In terms of radiotherapy responses, the role of DNA double strand break (DSB) repair pathways during cell-cycle progression was explored. Initial analysis showed that the DNA damage response (DDR) machinery in GICs was ineffective at activating G1/S cell-cycle arrest thereby limiting the use of the non-homologous end joining repair (NHEJ) pathway. Mainly because of an attenuated Chk2 phosphorylation after IR-induced damage, GICs circumvented checkpoint arrest and progressed directly into S-phase. Complementary data from BrdU pulse-labeling and cell-cycle analysis confirmed continuous DNA synthesis after IR treatment, hence supporting the hypothesis that GICs transited rapidly into S-phase. NPCs on the other hand, were capable of activating the DDR machinery to initiate G1/S cell-cycle arrest followed by the more rapid NHEJ repair. DSB repair, as determined by the disappearance of γH2AX foci confirmed slow repair kinetics of GICs. With the examination of RAD51 and BRCA1 foci, GICs showed inclined homologous recombination (HR). Additional data from the analysis of an integrated pDR-GFP excised by I-Sce I endonuclease to generate a single DSB, demonstrated GICs have several fold higher in HR repair than NPC.

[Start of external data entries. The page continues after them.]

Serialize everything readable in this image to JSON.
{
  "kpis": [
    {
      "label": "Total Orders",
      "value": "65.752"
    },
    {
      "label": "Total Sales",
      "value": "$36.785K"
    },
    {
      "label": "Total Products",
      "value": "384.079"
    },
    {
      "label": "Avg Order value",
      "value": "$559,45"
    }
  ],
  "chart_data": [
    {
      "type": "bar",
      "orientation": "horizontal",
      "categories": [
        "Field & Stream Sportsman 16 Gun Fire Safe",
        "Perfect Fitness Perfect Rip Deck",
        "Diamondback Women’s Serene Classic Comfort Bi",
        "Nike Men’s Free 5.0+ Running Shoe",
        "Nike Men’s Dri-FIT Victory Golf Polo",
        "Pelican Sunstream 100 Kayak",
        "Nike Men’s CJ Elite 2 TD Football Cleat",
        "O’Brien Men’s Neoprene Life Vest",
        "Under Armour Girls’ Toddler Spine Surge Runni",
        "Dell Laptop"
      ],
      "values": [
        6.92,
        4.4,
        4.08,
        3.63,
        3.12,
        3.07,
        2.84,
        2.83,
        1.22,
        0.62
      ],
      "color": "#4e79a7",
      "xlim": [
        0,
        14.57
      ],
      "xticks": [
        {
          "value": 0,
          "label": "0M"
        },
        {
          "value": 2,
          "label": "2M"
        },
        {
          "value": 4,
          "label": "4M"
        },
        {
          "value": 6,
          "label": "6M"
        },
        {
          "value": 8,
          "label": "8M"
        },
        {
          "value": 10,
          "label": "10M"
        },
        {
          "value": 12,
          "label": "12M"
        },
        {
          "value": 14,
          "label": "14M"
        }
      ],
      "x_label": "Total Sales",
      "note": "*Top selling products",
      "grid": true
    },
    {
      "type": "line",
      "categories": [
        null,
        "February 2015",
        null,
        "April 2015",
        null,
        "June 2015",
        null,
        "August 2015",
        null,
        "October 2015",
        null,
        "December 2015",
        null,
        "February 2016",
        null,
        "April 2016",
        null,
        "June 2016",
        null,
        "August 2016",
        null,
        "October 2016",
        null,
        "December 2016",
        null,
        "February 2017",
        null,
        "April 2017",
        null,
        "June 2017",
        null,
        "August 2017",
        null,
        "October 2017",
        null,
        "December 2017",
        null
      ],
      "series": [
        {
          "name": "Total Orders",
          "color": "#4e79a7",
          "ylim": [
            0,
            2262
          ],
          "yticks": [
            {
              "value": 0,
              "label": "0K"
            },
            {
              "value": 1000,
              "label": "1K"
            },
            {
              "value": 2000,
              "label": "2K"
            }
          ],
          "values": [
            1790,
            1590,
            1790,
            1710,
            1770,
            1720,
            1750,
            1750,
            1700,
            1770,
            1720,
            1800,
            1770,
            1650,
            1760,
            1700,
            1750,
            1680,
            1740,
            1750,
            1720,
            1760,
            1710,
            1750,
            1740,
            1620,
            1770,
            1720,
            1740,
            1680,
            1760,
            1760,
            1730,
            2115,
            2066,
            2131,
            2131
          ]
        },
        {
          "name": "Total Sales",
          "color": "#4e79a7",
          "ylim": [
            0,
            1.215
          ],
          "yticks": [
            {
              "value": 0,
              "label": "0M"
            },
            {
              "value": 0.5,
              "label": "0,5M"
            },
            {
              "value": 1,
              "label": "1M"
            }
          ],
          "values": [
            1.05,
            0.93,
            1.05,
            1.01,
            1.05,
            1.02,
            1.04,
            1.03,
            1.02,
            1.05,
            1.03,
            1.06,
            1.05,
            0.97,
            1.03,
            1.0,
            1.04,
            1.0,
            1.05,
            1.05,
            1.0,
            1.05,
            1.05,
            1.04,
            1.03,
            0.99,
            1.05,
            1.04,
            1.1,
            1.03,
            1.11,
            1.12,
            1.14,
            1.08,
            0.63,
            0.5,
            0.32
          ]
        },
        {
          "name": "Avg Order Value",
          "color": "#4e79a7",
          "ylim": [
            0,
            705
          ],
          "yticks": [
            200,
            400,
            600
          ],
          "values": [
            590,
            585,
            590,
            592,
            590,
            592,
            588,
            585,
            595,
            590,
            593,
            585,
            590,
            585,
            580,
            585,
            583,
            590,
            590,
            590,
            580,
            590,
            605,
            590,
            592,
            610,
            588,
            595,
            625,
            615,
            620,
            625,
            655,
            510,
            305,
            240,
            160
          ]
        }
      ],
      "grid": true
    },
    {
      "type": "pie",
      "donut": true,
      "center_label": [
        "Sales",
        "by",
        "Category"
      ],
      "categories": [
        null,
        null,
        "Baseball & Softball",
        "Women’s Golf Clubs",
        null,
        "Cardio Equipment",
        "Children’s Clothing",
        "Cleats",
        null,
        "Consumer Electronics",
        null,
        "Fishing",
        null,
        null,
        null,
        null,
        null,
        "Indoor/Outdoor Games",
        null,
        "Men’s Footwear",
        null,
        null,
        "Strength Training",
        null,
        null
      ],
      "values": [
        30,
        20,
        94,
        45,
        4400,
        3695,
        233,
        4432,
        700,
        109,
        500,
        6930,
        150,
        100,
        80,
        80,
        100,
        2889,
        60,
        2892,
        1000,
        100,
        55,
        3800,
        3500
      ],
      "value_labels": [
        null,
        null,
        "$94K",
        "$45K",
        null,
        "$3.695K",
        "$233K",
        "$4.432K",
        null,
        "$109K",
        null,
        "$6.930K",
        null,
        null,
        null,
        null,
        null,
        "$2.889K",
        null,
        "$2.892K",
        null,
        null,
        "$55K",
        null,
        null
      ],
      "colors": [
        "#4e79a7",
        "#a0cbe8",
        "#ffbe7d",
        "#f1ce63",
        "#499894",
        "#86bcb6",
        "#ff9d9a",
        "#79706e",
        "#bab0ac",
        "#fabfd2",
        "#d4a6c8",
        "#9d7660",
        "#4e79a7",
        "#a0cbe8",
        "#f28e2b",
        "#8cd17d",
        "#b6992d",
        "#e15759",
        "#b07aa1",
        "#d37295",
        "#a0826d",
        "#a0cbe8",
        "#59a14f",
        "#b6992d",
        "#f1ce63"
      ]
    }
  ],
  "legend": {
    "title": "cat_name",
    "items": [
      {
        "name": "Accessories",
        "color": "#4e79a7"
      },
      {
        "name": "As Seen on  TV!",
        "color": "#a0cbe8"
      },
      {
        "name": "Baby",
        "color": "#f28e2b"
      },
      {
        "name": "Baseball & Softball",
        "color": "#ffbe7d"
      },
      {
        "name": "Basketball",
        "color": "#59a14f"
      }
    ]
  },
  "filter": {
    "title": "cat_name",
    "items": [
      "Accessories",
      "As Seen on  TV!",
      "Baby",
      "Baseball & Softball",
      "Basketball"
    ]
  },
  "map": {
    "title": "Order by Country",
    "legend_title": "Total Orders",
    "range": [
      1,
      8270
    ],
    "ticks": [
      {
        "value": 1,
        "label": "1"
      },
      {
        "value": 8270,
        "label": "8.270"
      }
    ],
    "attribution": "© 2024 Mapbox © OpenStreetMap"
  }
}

By targeting the ataxia-telangiectasia mutated (ATM) protein activity with the use of a specific kinase inhibitor, downstream HR repair was inactivated. Delays in resolving γH2AX foci were noted also in GICs. As NHEJ is the dominant pathway for repair in NPCs, they were able to compensate from IR-induced DNA damage and maintain better survival. HR-dependent GICs had limited radioresistance following ATM inhibitor treatment with survival profile being similar to the NPCs. Complementing this finding, DNA-PKcs inhibitor which impedes specifically NHEJ and not HR was also used to treat GIC and NPC. As expected, inhibition of the NHEJ pathway increased apoptosis in NPC but not in GIC.
Apart from DDR initiating downstream DNA DSB repair, several GIC lines in our study also showed induction of Interleukin-6 (IL-6) expression after IR. Presence of IL-6 alone increases the rate of proliferation of GICs. This includes better survival following IR, albeit to different degrees. On the other hand, IL-6 acts differently on NPC where increases in neither proliferation nor radioresistance were observed. As DDR is central to IL-6 activation, inhibition of the ATM kinase activity prevented the cytokine from conferring improved survival on GIC. It is clear from this investigation, non-DNA repair pathways are also involved in the radioresistant properties of GIC, and through ATM inhibition, both DNA DSB repair and proliferation can be impeded. This study supports targeting the central DDR machinery, particularly ATM as a potential therapeutic approach in prolonging patients’ survival and reduces the rate of tumour recurrence.